Short update on benchmarking popular Vietnamese NLP tools

November 18, 2021

This is a follow up post to my previous review. Due to new versions of these tools being out that can potentially change speed and accuracy significantly. Most notable change is from Underthesea, with vastly increase segmentation speed as you will see in my benchmark below. We still use UD_Vietnamese-VTB dataset for this benchmark which comes with it’s limitations, so take the accuracy results with a grain of salt.

For this benchmark we use these configurations below. The code for the benchmark can be found at Tokenizers Benchmark source code

Spec: Core i7 8550U 4 cores 8 threads
Jupyter notebook on windows 11
python 3.9.7

DATASET
https://github.com/UniversalDependencies/UD_Vietnamese-VTB 1400 sentences

REQUIREMENTS
conll==4.4.1
ViSpacy==0.0.1 https://gitlab.com/trungtv/vi_spacy/-/raw/master/vi_core_news_lg/dist/vi_core_news_lg-0.0.1.tar.gz
Underthesea==1.3.4a1
Vncorenlp==1.0.3 
Java

Annotate speed

Word annotation is a multi-step pipeline, it starts with word segmentation then doing POS Tagging (Parts of Speech Tagging), NER (Name Entity Recognition) and more. Unfortunately, our dataset doesn’t have groundtruth for NER, but we still do NER processing mainly to compare annotation speed.

Tokenize speed

If we do word segmentation alone, the improvement between version 1.3.3 and 1.3.4 is huge at 1.5 times the speed, very impressive for a pure python implementation. Noted ViSpacy result is missing as they don’t have separate function for word segmentation. Speed alone doesn’t make a good tokenizer, but it makes processing milions of words a lot less painful. For accuracy comparision, while it heavily depends on the dataset in use, it does paint an overal picture on quality of a tokenizer.

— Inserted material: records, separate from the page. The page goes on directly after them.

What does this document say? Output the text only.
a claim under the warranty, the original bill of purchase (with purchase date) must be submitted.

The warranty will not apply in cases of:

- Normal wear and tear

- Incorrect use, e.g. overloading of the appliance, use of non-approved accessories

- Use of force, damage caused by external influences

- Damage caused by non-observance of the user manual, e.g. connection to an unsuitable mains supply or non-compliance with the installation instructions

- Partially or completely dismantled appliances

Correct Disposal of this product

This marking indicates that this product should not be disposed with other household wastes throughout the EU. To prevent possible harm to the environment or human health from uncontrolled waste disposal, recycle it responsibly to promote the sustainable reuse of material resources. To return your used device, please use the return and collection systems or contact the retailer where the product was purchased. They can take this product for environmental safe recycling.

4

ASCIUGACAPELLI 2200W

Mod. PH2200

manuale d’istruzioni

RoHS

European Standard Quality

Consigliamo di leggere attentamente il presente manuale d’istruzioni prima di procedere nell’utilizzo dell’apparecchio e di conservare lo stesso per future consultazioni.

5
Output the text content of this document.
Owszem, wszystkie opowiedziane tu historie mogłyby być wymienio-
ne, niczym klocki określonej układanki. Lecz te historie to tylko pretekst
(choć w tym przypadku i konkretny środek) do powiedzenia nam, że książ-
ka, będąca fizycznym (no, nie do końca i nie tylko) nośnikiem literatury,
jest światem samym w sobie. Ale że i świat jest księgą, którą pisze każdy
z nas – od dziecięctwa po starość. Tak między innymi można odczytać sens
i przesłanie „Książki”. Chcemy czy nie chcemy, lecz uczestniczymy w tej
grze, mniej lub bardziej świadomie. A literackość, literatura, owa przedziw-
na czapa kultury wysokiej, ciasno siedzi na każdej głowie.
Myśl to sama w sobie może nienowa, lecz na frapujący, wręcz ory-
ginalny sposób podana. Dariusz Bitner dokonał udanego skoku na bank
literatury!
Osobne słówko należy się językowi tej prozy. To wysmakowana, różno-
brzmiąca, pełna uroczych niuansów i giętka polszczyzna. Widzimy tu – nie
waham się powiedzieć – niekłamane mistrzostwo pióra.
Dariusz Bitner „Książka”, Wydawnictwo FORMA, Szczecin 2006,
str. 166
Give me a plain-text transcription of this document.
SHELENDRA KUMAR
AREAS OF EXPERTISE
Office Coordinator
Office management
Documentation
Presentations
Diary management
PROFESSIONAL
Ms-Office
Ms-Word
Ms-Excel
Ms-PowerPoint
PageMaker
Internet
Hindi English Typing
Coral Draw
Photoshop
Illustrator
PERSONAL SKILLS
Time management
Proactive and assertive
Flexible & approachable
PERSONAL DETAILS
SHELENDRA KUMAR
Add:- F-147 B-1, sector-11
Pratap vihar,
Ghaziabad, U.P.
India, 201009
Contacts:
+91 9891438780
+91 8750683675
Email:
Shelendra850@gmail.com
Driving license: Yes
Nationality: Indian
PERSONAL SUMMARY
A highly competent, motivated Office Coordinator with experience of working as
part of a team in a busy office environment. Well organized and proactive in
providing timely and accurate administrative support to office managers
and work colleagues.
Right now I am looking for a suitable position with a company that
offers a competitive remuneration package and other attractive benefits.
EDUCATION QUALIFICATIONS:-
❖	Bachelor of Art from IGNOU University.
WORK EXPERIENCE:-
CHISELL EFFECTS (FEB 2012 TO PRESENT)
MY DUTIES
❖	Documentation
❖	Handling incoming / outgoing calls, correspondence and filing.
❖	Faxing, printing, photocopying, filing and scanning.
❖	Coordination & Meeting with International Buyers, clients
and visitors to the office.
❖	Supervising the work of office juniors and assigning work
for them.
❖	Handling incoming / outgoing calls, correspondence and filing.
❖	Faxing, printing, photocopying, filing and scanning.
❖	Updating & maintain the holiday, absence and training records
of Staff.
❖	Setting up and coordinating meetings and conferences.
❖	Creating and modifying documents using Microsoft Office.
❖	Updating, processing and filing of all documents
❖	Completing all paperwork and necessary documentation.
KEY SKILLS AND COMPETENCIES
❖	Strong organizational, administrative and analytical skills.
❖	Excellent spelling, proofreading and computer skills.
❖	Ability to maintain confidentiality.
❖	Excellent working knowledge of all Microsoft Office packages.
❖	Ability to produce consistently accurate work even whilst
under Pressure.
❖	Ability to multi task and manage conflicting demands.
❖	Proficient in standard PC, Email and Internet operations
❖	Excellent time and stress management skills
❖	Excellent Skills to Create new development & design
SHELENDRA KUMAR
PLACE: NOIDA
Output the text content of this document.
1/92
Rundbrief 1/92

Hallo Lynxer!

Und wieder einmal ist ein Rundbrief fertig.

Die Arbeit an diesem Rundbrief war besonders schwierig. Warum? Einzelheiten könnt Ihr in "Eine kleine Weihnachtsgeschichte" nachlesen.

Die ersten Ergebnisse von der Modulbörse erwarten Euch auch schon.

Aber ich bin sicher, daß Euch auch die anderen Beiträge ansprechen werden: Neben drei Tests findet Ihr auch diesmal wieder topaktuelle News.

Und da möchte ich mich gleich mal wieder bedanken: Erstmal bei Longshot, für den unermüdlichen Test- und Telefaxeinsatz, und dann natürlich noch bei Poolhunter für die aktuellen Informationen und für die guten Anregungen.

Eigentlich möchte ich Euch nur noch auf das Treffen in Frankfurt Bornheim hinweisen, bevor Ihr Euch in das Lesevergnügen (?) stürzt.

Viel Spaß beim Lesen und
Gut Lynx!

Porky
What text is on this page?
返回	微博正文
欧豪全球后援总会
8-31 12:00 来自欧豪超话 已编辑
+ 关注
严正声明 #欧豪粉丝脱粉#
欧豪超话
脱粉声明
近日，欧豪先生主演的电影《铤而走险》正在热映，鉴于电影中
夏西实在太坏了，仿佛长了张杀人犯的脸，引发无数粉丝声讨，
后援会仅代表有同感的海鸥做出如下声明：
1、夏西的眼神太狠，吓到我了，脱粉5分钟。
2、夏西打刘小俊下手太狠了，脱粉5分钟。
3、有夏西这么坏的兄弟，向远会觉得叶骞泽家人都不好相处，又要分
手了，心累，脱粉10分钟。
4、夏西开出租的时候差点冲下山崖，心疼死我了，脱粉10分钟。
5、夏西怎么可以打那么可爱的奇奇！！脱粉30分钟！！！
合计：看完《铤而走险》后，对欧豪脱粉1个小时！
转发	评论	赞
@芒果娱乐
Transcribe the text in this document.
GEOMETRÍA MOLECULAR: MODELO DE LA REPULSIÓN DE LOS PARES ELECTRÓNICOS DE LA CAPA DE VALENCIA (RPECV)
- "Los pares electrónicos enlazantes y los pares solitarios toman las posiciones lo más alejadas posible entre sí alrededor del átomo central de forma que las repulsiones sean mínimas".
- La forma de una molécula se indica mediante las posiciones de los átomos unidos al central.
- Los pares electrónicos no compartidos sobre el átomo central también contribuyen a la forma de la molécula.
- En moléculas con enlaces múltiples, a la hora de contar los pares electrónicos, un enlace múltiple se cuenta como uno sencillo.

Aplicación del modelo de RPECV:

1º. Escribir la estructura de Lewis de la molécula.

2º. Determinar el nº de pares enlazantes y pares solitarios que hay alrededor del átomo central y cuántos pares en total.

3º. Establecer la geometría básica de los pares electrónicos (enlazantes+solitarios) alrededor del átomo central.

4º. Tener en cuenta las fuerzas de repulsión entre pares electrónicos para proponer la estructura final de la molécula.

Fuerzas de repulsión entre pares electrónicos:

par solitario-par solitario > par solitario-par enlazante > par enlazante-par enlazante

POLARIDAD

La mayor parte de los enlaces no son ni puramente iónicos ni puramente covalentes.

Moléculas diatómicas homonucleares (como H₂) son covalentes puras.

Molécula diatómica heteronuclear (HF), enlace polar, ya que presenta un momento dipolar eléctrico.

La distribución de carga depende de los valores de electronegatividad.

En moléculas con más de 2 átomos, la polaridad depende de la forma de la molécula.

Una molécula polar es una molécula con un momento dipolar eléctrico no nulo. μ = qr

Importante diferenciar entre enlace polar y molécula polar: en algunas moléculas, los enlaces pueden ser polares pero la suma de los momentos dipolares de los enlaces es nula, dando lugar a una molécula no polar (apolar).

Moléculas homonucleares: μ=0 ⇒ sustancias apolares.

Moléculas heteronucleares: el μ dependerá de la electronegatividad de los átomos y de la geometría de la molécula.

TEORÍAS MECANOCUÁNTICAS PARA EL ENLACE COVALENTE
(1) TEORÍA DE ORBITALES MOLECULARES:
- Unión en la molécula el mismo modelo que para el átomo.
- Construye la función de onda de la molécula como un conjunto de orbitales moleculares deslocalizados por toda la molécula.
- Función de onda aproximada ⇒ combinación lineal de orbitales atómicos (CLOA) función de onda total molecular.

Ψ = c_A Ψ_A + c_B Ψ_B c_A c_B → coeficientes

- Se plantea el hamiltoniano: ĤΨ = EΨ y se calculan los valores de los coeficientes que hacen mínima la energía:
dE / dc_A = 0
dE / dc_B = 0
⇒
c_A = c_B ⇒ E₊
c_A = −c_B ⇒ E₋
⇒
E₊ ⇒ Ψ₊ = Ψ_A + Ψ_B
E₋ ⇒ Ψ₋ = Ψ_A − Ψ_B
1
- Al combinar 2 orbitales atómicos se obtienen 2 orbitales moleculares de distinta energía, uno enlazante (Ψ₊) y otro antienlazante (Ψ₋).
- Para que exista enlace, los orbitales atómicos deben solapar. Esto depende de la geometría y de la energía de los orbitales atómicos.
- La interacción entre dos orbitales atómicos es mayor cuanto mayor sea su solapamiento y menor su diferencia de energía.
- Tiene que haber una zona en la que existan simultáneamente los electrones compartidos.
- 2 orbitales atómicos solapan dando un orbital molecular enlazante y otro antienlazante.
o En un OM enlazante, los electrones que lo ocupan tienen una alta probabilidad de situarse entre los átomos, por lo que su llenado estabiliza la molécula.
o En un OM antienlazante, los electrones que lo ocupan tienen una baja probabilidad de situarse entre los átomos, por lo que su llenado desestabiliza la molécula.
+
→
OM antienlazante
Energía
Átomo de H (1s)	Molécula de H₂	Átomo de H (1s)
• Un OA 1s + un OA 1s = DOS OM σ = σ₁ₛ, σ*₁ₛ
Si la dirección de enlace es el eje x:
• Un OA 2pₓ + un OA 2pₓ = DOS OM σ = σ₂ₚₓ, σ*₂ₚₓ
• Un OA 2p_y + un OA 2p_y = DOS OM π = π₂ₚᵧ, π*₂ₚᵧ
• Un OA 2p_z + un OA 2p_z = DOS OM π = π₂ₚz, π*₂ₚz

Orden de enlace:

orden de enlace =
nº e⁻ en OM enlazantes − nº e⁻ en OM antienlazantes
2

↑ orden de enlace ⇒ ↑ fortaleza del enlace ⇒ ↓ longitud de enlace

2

Word segmentation and POS tag accuracy

There are other tokenizers out there with python support but due to my windows machine I didn’t have the means to build from source right now. Coccoc tokenizer in particular promise very high segmentation speed by using C++ for the core and python wrapper for end user convenient, a good candidate for running benchmark when I have spare time to get Linux environment ready.